Verpanding van relatief toekomstige vorderingen
De Rabobank had dus belang bij het oordeel dat het in het geval van X ging om een stil aan de Rabobank verpande vordering (op de Dresdner Bank). De Rabobank betoogde daarom in cassatie dat het hof had miskend dat er een stil pandrecht rustte op de vordering die X op de Dresdner Bank had verkregen ten gevolge van de betalingen door de handelsdebiteuren, ondanks dat sinds de opzegging van het krediet geen nieuwe verpandingen meer hadden plaatsgevonden. (Let wel: de verhouding tussen X en die handelsdebiteuren doet er niet toe, het gaat steeds om de vordering van X op de Dresdner Bank, die na de overboeking is “vervangen” door een vordering op de Rabobank.)
Nu kunnen op grond van art. 3:239 lid 1 BW (naast bestaande vorderingen) slechts relatief toekomstige vorderingen worden verpand: vorderingen die op het tijdstip van de vestiging van het pandrecht rechtstreeks zullen worden verkregen uit een dan reeds bestaande rechtsverhouding. De Rabobank betoogde dat de vorderingen die X als rekeninghouder op de Dresdner Bank had verkregen als gevolg van stortingen van gelden door derden op zijn bankrekening rechtstreeks voortvloeiden uit de rekening-courantverhouding van X met zijn bank. En die verhouding bestond al op het moment van de laatste verpanding, zodat daarmee voldaan zou zijn aan de beperking van art. 3:239 lid 1 BW. Het hof wilde daar niet aan, en verwees naar vaste rechtspraak over het ontbreken van vatbaarheid van dergelijke vorderingen voor beslag. Ook de mogelijkheid van beslag is – in art. 475 Rv – beperkt tot relatief toekomstige vorderingen (zie ook de conclusie van A-G Timmerman onder 3.12 en verder).

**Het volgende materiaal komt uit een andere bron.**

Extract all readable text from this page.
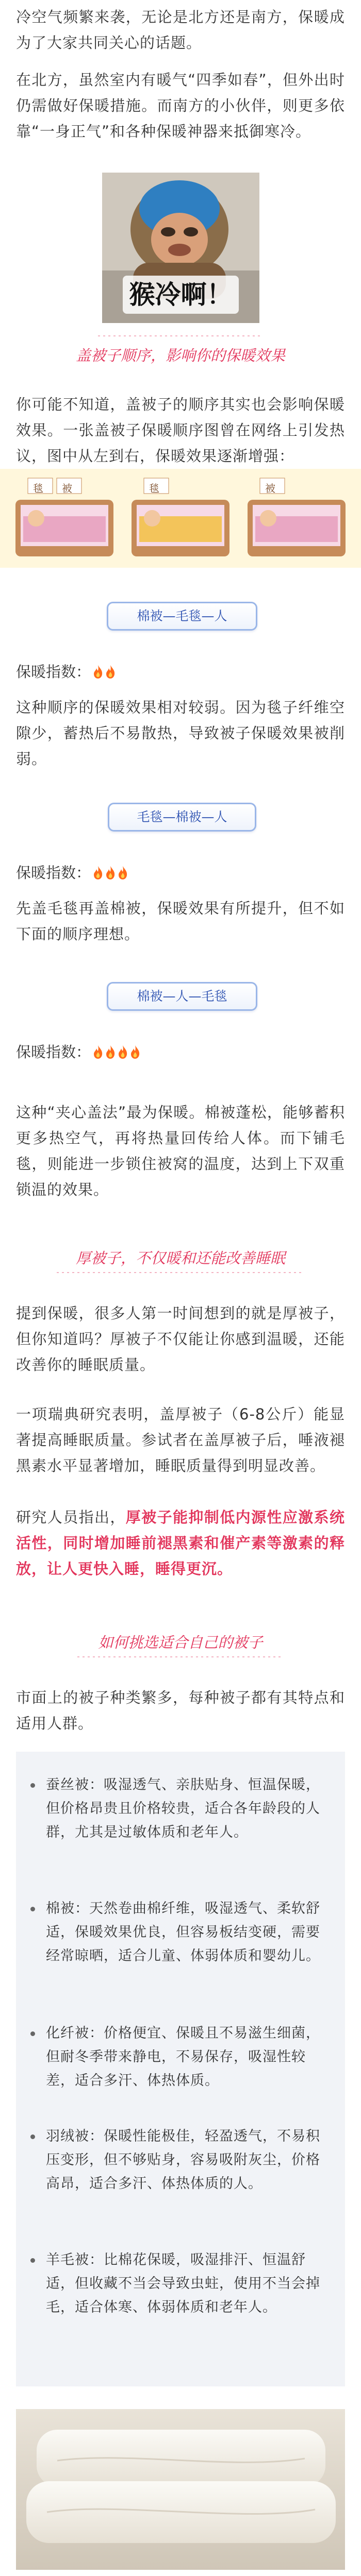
冷空气频繁来袭，无论是北方还是南方，保暖成为了大家共同关心的话题。

在北方，虽然室内有暖气“四季如春”，但外出时仍需做好保暖措施。而南方的小伙伴，则更多依靠“一身正气”和各种保暖神器来抵御寒冷。

猴冷啊！

盖被子顺序，影响你的保暖效果

你可能不知道，盖被子的顺序其实也会影响保暖效果。一张盖被子保暖顺序图曾在网络上引发热议，图中从左到右，保暖效果逐渐增强：

毯 被	毯	被
棉被—毛毯—人
保暖指数：

这种顺序的保暖效果相对较弱。因为毯子纤维空隙少，蓄热后不易散热，导致被子保暖效果被削弱。

毛毯—棉被—人
保暖指数：

先盖毛毯再盖棉被，保暖效果有所提升，但不如下面的顺序理想。

棉被—人—毛毯
保暖指数：

这种“夹心盖法”最为保暖。棉被蓬松，能够蓄积更多热空气，再将热量回传给人体。而下铺毛毯，则能进一步锁住被窝的温度，达到上下双重锁温的效果。

厚被子，不仅暖和还能改善睡眠

提到保暖，很多人第一时间想到的就是厚被子，但你知道吗？厚被子不仅能让你感到温暖，还能改善你的睡眠质量。

一项瑞典研究表明，盖厚被子（6-8公斤）能显著提高睡眠质量。参试者在盖厚被子后，唾液褪黑素水平显著增加，睡眠质量得到明显改善。

研究人员指出，厚被子能抑制低内源性应激系统活性，同时增加睡前褪黑素和催产素等激素的释放，让人更快入睡，睡得更沉。

如何挑选适合自己的被子

市面上的被子种类繁多，每种被子都有其特点和适用人群。

蚕丝被：吸湿透气、亲肤贴身、恒温保暖，但价格昂贵且价格较贵，适合各年龄段的人群，尤其是过敏体质和老年人。
棉被：天然卷曲棉纤维，吸湿透气、柔软舒适，保暖效果优良，但容易板结变硬，需要经常晾晒，适合儿童、体弱体质和婴幼儿。
化纤被：价格便宜、保暖且不易滋生细菌，但耐冬季带来静电，不易保存，吸湿性较差，适合多汗、体热体质。
羽绒被：保暖性能极佳，轻盈透气，不易积压变形，但不够贴身，容易吸附灰尘，价格高昂，适合多汗、体热体质的人。
羊毛被：比棉花保暖，吸湿排汗、恒温舒适，但收藏不当会导致虫蛀，使用不当会掉毛，适合体寒、体弱体质和老年人。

Dat oordeel was juist, zegt de Hoge Raad:
“De wetgever beoogde ten aanzien van de mogelijkheden van beslag op en stille verpanding van toekomstige vorderingen een gelijke maatstaf te geven en heeft daarom lid 1 van art. 3:239 aangepast aan art. 475 Rv. door in dat lid een beperking aan te brengen waarvan de redactie parallel loopt aan die van art. 475 Rv. […] Daarom kan niet worden aanvaard dat […] toekomstige vorderingen waarop op grond van art. 475 Rv. geen beslag kan worden gelegd omdat de geëxecuteerde die niet rechtstreeks zal verkrijgen uit een ten tijde van het beslag reeds bestaande rechtsverhouding, wel voorwerp zouden kunnen zijn van stille verpanding. Terecht heeft het hof dan ook […] aansluiting gezocht bij de rechtspraak met betrekking tot het beslag onder een bank- of giro-instelling, waarin beslist is dat een zodanig beslag wel het op het moment van de beslaglegging aanwezige creditsaldo van de rekening van de geëxecuteerde treft, maar niet de nadien daarop ten gevolge van betalingen door derden gecrediteerde bedragen.”
Nu de Rabobank wist dat het faillissement van X aanstaande was toen het geld (afkomstig uit betalingen ter voldoening van niet-verpande vorderingen) op de bij haar aangehouden rekening werd geboekt, was zij dus niet te goeder trouw in de zin van art. 54 F en was de verrekening dus niet toegestaan.